I’ve been running jobs for the last few hours and see no noticeable change in memory usage. Let me dig around in the dump some more to see if I can see why all this is pinned.

Did it again overnight/this morning. :rage:

Can you try running in the non-integrated environment for these jobs? It will start a new PS process per job and any memory will be cleaned up.

1 Like

So, use Agent, for example?

Yep. That uses the same PS version as Integrated

1 Like

Okay.
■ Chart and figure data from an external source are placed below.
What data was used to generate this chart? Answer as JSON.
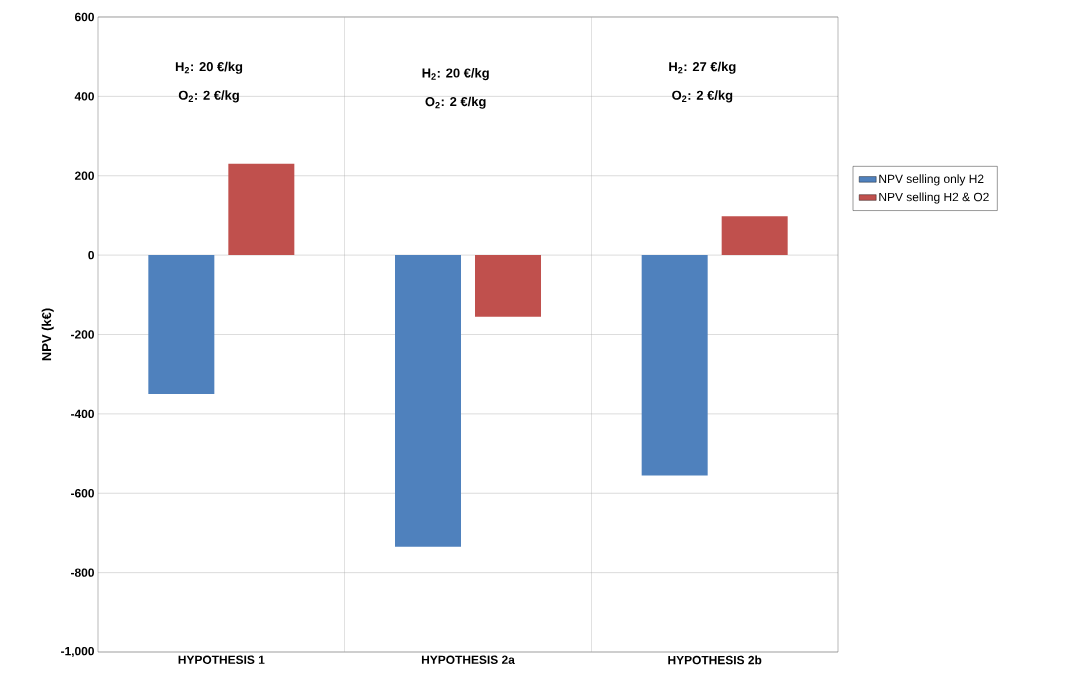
{
  "chart_data": {
    "type": "bar",
    "ylabel": "NPV (k€)",
    "categories": [
      "HYPOTHESIS 1",
      "HYPOTHESIS 2a",
      "HYPOTHESIS 2b"
    ],
    "series": [
      {
        "name": "NPV selling only H2",
        "color": "#4f81bd",
        "values": [
          -350,
          -735,
          -555
        ]
      },
      {
        "name": "NPV selling H2 & O2",
        "color": "#c0504d",
        "values": [
          230,
          -155,
          98
        ]
      }
    ],
    "ylim": [
      -1000,
      600
    ],
    "yticks": [
      {
        "value": -1000,
        "label": "-1,000"
      },
      -800,
      -600,
      -400,
      -200,
      0,
      200,
      400,
      600
    ],
    "grid": true,
    "legend": "right",
    "annotations": [
      "H$_{2}$: 20 €/kg",
      "O$_{2}$: 2 €/kg",
      "H$_{2}$: 20 €/kg",
      "O$_{2}$: 2 €/kg",
      "H$_{2}$: 27 €/kg",
      "O$_{2}$: 2 €/kg"
    ]
  }
}
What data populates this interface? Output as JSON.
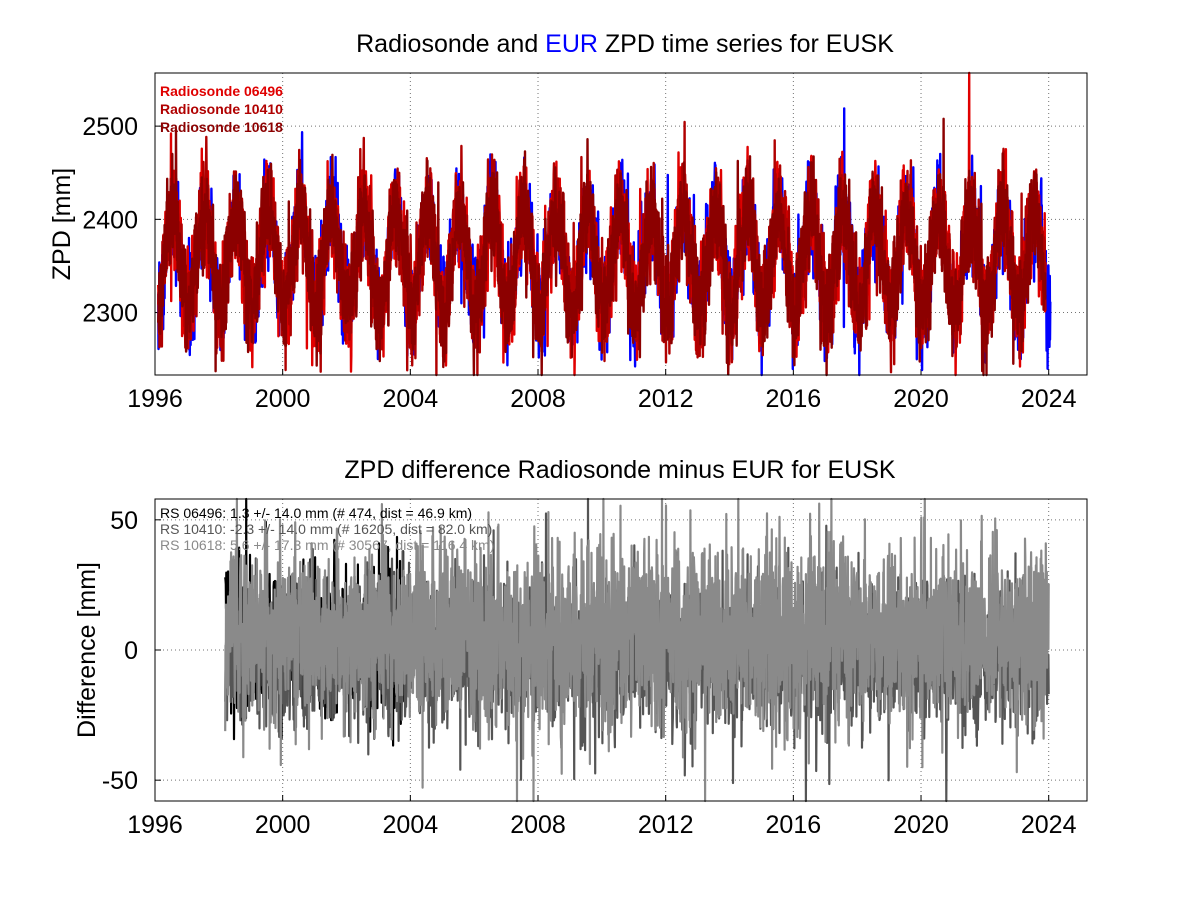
{
  "chart_data": [
    {
      "type": "line",
      "title": {
        "part1": "Radiosonde and ",
        "part2": "EUR",
        "part3": " ZPD time series for EUSK",
        "highlight_color": "#0000ff"
      },
      "xlabel": "",
      "ylabel": "ZPD [mm]",
      "xlim": [
        1996,
        2025.2
      ],
      "ylim": [
        2233,
        2557
      ],
      "xticks": [
        "1996",
        "2000",
        "2004",
        "2008",
        "2012",
        "2016",
        "2020",
        "2024"
      ],
      "yticks": [
        "2300",
        "2400",
        "2500"
      ],
      "grid": true,
      "legend_position": "top-left",
      "series": [
        {
          "name": "EUR",
          "color": "#0000ff",
          "start_year": 1996.1,
          "end_year": 2024.05,
          "mean": 2357,
          "amplitude": 52,
          "noise": 28
        },
        {
          "name": "Radiosonde 06496",
          "color": "#e00000",
          "start_year": 1996.1,
          "end_year": 2023.9,
          "mean": 2357,
          "amplitude": 52,
          "noise": 28
        },
        {
          "name": "Radiosonde 10410",
          "color": "#b00000",
          "start_year": 1996.1,
          "end_year": 2023.9,
          "mean": 2357,
          "amplitude": 52,
          "noise": 28
        },
        {
          "name": "Radiosonde 10618",
          "color": "#8c0000",
          "start_year": 1996.1,
          "end_year": 2023.9,
          "mean": 2357,
          "amplitude": 52,
          "noise": 28
        }
      ]
    },
    {
      "type": "line",
      "title": "ZPD difference Radiosonde minus EUR for EUSK",
      "xlabel": "",
      "ylabel": "Difference [mm]",
      "xlim": [
        1996,
        2025.2
      ],
      "ylim": [
        -58,
        58
      ],
      "xticks": [
        "1996",
        "2000",
        "2004",
        "2008",
        "2012",
        "2016",
        "2020",
        "2024"
      ],
      "yticks": [
        "-50",
        "0",
        "50"
      ],
      "grid": true,
      "legend_position": "top-left",
      "series": [
        {
          "name": "RS 06496: 1.3 +/- 14.0 mm (# 474, dist =  46.9 km)",
          "color": "#000000",
          "start_year": 1998.2,
          "end_year": 2004.0,
          "mean": 1.3,
          "noise": 14.0
        },
        {
          "name": "RS 10410: -2.3 +/- 14.0 mm (# 16205, dist =  82.0 km)",
          "color": "#555555",
          "start_year": 1998.2,
          "end_year": 2024.0,
          "mean": -2.3,
          "noise": 14.0
        },
        {
          "name": "RS 10618: 5.6 +/- 17.3 mm (# 30567, dist = 116.4 km)",
          "color": "#8a8a8a",
          "start_year": 1998.2,
          "end_year": 2024.0,
          "mean": 5.6,
          "noise": 17.3
        }
      ]
    }
  ]
}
I changed the default to be Agent so I didn’t have to touch each script individually (since we aren’t really using anything other than “Default”). I’ll keep an eye on it through the day to see if it fixed/helped anything.

@adam Well, I was hopeful that changing the environment fixed it, but I got into the office and see that the memory issue returned.

I think I found the culprit. There’s a scheduled job that runs a script at 2AM every day. The script is fairly large and takes about an hour to complete if you run it manually. When I killed the agent child process for jobs, I could then see a failed job entry in PSU for that script.

Since pausing the schedule that runs this script, the server has not had any abnormal memory usage instances.